We'll start by inducing small polarization to the non-polar structure.
INCAR:
#K-grid
KSPACING = 0.15 #0.15=very fine 0.2=fine 0.3=normal
#start parameters
NWRITE = 1
PREC = Accurate #precision mode
#electronic optimization
ENCUT = 520 #cutoff energy
EDIFF = 1.0e-8 #breakout condition for SC loop
NELMIN = 6 #minimum number of electronic SCF steps
NELM = 100
ALGO = Normal
#ionic relaxation
IBRION = 1 #relaxation method
ISIF = 3 #relax dof
NSW = 500 #maximum number of ionic steps
EDIFFG = -0.001 #break condition for ionic relaxation
POTIM = 0.2
NFREE = 20 #MUST BE PROVIDED for BRION=1, mute for BRION=2
#DOS-related
ISMEAR = 0 #determines how the partial occupancies are set for each orbial
SIGMA = 0.05
#Write flags
#Exchange correlation treatment
GGA = MK
PARAM1 = 0.1234
PARAM2 = 1.0
LUSE_VDW = .TRUE.
AGGAC = 0.0
LASPH = .TRUE.
#Force correction
FORCES_Z = 3.83680 7.03898 -5.75317 2*-2.56131
SCALING = 0.01
LFIX_XY = .TRUE.
#performance optimization
NCORE = 8
Note that positive value of SCALING is used, which will simulate negative electric field.

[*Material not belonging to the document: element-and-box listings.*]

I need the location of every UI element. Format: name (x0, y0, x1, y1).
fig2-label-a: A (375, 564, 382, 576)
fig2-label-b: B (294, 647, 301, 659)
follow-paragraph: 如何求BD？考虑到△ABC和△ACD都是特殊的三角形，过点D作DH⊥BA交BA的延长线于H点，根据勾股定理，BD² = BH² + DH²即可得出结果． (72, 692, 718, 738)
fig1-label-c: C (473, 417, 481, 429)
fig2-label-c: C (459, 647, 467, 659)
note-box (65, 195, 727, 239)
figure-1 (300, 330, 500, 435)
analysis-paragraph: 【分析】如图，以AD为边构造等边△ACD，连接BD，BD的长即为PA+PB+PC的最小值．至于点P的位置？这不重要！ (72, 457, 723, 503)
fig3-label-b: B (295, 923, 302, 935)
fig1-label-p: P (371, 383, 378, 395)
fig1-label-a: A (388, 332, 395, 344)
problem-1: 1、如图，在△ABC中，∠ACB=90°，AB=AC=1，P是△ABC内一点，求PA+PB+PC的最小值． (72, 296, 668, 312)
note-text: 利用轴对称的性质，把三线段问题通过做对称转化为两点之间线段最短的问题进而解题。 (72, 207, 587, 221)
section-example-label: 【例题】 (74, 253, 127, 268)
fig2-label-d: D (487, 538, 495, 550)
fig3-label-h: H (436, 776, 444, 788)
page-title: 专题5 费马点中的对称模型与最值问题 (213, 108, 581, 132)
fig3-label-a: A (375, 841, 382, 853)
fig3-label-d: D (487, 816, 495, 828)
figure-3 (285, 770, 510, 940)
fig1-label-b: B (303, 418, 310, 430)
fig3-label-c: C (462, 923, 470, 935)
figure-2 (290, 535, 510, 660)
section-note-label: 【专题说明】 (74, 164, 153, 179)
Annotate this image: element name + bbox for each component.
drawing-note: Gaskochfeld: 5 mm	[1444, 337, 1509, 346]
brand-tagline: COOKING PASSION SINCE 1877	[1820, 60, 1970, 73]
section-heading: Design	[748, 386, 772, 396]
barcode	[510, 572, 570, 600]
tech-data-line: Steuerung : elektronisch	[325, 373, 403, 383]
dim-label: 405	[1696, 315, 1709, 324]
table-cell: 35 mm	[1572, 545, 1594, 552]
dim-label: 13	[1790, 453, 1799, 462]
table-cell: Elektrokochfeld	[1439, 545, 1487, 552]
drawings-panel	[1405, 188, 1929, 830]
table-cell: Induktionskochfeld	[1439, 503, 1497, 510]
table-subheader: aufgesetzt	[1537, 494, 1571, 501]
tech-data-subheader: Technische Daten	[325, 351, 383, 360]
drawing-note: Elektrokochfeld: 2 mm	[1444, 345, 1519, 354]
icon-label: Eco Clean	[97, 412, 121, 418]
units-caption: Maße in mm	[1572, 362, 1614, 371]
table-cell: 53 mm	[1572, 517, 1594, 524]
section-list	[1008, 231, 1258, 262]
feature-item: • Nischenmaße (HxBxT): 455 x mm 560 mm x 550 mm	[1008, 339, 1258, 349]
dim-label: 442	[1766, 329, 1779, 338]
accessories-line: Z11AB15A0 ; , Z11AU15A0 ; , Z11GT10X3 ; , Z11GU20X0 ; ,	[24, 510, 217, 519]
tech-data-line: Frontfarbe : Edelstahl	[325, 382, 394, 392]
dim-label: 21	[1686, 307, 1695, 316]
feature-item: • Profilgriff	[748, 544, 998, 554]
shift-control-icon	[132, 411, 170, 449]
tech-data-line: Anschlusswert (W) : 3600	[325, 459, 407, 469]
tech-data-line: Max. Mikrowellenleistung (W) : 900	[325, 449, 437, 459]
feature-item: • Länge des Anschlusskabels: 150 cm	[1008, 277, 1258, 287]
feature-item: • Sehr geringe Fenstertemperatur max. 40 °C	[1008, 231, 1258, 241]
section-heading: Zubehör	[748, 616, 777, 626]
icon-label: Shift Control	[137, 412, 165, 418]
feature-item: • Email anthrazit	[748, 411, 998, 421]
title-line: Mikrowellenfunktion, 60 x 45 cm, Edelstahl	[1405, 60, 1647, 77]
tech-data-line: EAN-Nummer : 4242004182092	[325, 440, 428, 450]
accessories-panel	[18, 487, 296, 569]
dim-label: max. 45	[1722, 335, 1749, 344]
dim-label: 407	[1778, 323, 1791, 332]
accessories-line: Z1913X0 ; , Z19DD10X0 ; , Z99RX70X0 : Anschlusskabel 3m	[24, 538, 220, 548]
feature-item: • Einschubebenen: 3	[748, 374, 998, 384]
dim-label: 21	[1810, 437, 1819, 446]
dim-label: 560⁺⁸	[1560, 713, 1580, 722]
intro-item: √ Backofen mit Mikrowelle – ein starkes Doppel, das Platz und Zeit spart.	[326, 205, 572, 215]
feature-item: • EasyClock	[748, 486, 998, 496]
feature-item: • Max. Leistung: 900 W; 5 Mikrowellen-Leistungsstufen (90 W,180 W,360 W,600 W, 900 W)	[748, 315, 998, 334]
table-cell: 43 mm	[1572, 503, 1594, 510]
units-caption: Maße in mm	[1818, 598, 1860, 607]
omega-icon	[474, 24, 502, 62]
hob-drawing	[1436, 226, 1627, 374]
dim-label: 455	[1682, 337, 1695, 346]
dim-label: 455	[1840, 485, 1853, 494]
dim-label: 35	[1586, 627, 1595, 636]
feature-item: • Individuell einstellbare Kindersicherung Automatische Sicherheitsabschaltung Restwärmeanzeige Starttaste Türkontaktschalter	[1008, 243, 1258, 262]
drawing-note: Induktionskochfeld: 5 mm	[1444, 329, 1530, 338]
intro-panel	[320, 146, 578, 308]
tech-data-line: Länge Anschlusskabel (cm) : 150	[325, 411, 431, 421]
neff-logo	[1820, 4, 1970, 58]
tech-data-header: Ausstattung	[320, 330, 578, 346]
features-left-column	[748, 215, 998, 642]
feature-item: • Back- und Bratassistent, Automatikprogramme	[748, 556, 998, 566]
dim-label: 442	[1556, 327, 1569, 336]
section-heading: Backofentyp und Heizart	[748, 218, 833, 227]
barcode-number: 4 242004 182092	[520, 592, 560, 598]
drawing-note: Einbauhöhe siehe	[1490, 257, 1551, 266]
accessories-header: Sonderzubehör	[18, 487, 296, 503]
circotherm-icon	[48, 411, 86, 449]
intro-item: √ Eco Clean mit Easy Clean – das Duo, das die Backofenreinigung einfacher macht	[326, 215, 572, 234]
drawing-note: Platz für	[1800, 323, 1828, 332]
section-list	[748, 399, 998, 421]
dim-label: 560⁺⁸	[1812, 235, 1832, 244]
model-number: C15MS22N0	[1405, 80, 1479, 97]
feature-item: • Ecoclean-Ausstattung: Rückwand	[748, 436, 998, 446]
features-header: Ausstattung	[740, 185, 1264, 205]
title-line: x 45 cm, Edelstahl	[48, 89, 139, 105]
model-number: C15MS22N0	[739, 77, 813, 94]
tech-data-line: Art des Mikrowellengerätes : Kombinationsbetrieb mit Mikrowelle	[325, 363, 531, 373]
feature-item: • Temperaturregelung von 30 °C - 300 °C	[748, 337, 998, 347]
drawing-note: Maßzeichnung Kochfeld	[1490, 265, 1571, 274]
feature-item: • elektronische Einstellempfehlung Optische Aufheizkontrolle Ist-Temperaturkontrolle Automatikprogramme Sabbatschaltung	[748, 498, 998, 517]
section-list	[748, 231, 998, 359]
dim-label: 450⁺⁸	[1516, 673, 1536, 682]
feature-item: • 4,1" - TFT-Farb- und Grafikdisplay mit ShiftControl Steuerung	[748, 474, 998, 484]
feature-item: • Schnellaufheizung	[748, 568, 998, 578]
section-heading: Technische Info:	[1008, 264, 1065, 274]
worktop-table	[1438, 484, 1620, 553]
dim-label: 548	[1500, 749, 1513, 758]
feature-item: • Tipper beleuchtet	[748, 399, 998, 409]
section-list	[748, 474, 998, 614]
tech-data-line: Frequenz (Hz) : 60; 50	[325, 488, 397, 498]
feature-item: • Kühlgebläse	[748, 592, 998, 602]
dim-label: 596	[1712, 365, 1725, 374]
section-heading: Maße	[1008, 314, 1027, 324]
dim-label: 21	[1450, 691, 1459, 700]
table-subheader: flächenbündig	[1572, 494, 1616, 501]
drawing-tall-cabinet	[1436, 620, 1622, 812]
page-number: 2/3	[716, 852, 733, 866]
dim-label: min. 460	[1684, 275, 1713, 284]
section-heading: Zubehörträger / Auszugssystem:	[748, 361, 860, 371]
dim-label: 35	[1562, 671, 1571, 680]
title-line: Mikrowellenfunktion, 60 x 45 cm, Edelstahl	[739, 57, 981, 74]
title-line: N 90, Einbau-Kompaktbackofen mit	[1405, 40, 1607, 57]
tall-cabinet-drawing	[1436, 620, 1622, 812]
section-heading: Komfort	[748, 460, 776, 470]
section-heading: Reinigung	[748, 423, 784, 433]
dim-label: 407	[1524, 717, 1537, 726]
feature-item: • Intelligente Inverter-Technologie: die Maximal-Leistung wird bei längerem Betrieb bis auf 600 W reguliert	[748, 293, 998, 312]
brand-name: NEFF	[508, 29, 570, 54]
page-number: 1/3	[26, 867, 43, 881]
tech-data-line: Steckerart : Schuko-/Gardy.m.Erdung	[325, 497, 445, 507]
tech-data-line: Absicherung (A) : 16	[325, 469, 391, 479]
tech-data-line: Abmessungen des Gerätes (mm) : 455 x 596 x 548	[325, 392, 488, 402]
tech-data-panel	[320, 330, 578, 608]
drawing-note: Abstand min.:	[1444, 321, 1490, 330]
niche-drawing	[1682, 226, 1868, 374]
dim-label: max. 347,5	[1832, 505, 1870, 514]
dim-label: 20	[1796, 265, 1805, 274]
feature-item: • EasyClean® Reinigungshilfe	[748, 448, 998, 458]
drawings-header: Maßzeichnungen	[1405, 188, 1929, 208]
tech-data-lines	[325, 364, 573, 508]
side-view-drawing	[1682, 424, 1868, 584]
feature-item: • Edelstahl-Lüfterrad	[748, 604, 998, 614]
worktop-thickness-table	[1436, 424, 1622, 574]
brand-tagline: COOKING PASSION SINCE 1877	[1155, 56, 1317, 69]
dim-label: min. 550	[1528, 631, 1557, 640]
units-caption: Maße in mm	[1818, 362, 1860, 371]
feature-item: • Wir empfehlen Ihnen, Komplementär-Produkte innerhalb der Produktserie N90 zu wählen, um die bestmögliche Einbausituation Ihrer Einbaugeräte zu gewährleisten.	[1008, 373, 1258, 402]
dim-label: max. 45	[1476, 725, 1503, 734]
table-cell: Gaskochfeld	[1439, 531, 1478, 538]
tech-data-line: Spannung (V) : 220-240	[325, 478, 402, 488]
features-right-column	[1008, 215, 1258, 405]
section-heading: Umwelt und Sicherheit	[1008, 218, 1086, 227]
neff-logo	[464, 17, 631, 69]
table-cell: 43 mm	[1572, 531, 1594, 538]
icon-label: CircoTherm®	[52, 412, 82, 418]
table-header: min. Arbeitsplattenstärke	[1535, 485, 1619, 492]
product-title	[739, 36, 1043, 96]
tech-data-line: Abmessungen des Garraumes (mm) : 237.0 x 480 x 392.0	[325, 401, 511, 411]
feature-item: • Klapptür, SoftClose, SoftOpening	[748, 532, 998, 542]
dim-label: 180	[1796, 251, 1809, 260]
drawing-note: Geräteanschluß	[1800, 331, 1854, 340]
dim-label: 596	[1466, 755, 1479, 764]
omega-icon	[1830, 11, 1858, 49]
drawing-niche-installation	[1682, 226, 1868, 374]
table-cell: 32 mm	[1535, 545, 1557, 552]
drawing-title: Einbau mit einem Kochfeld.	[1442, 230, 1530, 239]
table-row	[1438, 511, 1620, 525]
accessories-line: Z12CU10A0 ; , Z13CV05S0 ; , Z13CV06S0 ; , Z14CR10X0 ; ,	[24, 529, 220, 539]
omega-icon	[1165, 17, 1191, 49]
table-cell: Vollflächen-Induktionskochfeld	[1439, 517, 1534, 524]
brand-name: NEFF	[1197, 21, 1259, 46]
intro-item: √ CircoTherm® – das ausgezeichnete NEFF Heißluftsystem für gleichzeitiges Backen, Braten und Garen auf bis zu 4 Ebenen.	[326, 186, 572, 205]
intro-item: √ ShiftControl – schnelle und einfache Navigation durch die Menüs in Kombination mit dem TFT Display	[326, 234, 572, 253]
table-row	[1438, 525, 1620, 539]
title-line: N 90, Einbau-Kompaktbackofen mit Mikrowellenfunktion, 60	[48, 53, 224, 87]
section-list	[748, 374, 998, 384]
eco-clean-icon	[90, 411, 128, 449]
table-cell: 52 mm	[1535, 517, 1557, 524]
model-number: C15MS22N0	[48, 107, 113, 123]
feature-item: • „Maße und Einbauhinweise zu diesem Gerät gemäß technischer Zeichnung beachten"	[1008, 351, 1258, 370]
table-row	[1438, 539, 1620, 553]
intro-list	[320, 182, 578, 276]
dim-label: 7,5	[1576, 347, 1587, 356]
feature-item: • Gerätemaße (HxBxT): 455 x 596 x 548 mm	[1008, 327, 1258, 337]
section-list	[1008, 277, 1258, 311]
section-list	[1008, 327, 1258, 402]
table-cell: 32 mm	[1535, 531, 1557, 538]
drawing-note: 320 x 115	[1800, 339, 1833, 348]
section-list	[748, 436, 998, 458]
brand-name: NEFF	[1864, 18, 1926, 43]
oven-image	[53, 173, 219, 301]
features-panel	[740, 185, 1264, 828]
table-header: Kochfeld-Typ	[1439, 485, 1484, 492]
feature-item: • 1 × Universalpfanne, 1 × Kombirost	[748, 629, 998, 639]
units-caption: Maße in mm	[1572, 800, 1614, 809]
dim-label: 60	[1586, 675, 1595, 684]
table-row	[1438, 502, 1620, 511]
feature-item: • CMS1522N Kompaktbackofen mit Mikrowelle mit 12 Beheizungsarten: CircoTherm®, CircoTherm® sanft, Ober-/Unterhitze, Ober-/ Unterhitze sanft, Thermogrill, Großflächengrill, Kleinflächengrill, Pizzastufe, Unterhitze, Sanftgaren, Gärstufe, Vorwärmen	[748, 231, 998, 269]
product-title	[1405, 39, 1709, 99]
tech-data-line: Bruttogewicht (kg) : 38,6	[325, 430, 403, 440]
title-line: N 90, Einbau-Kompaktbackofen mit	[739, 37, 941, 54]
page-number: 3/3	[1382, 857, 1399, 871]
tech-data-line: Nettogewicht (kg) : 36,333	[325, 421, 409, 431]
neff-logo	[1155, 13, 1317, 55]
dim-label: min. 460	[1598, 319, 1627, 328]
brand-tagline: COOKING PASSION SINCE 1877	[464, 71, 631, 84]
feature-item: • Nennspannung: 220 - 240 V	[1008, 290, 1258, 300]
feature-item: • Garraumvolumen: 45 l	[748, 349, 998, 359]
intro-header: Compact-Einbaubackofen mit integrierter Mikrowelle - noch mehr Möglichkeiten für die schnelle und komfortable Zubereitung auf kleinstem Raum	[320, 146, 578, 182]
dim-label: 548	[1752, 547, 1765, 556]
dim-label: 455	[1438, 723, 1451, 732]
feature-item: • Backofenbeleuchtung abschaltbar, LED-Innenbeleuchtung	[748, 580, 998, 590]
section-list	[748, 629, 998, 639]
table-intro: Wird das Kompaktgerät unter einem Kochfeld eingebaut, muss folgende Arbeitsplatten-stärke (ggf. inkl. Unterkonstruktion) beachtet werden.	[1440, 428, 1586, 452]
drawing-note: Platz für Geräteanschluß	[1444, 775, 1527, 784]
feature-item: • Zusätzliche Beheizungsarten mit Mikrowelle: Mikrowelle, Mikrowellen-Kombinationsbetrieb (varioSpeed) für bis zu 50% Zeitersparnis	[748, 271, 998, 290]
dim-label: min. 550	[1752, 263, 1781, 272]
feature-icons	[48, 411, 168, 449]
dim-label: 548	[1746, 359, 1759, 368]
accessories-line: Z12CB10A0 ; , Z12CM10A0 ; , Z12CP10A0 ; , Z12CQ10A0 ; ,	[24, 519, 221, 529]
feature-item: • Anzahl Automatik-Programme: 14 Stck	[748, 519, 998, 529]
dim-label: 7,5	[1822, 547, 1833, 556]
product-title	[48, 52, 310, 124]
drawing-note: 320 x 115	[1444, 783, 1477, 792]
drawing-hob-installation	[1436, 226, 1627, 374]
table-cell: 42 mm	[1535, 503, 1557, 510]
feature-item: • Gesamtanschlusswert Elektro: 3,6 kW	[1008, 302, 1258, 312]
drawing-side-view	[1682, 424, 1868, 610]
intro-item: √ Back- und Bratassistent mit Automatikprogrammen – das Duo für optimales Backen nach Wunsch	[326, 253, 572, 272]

Because PbTiO3 is ferroelectric (and it is in the "negative capacitance" region), it will induce structure with positive polarization and lower energy, compared to your non-polar structure. Always start with small value of SCALING, and use the structure of smaller SCALING as starting point of larger SCALING.
For your POSCAR, you cannot use the CONTCAR of your non-polar structure without setting ISYM=0. But since we know that the space group of the polarized PbTiO3 is P4mm, we'll circumvent this by altering the POSCAR a little bit. In general, it is always good to compare your calculation with a trial calculation of ISYM=0.
POSCAR:
PbTiO3
1.00000000000000
3.9064260257101253 0.0000000000000000 0.0000000000000000
0.0000000000000000 3.9064260257101253 0.0000000000000002
0.0000000000000000 0.0000000000000001 3.9719819950307556
Pb Ti O
1 1 3
Direct
0.0000000000000000 0.0000000000000000 0.0000000000000000
0.5000000000000000 0.5000000000000000 0.5001000000000000
0.5000000000000000 0.5000000000000000 0.0000000000000000
0.0000000000000000 0.5000000000000000 0.4999000000000000
0.5000000000000000 0.0000000000000000 0.4999000000000000
After you converge your calculation, you can check the forces of your structure in the OUTCAR:
POSITION TOTAL-FORCE (eV/Angst)
-----------------------------------------------------------------------------------
0.00000 0.00000 3.97466 0.000000 0.000000 0.003863
1.95321 1.95321 1.98860 0.000000 0.000000 0.007021
1.95321 1.95321 -0.00013 0.000000 -0.000000 -0.005758
0.00000 1.95321 1.98541 0.000000 -0.000000 -0.002563
1.95321 0.00000 1.98541 -0.000000 -0.000000 -0.002563
-----------------------------------------------------------------------------------
total drift: 0.000000 0.000000 0.000034
And you'll see that your forces have converged to the value you set, FORCES_Z*SCALING.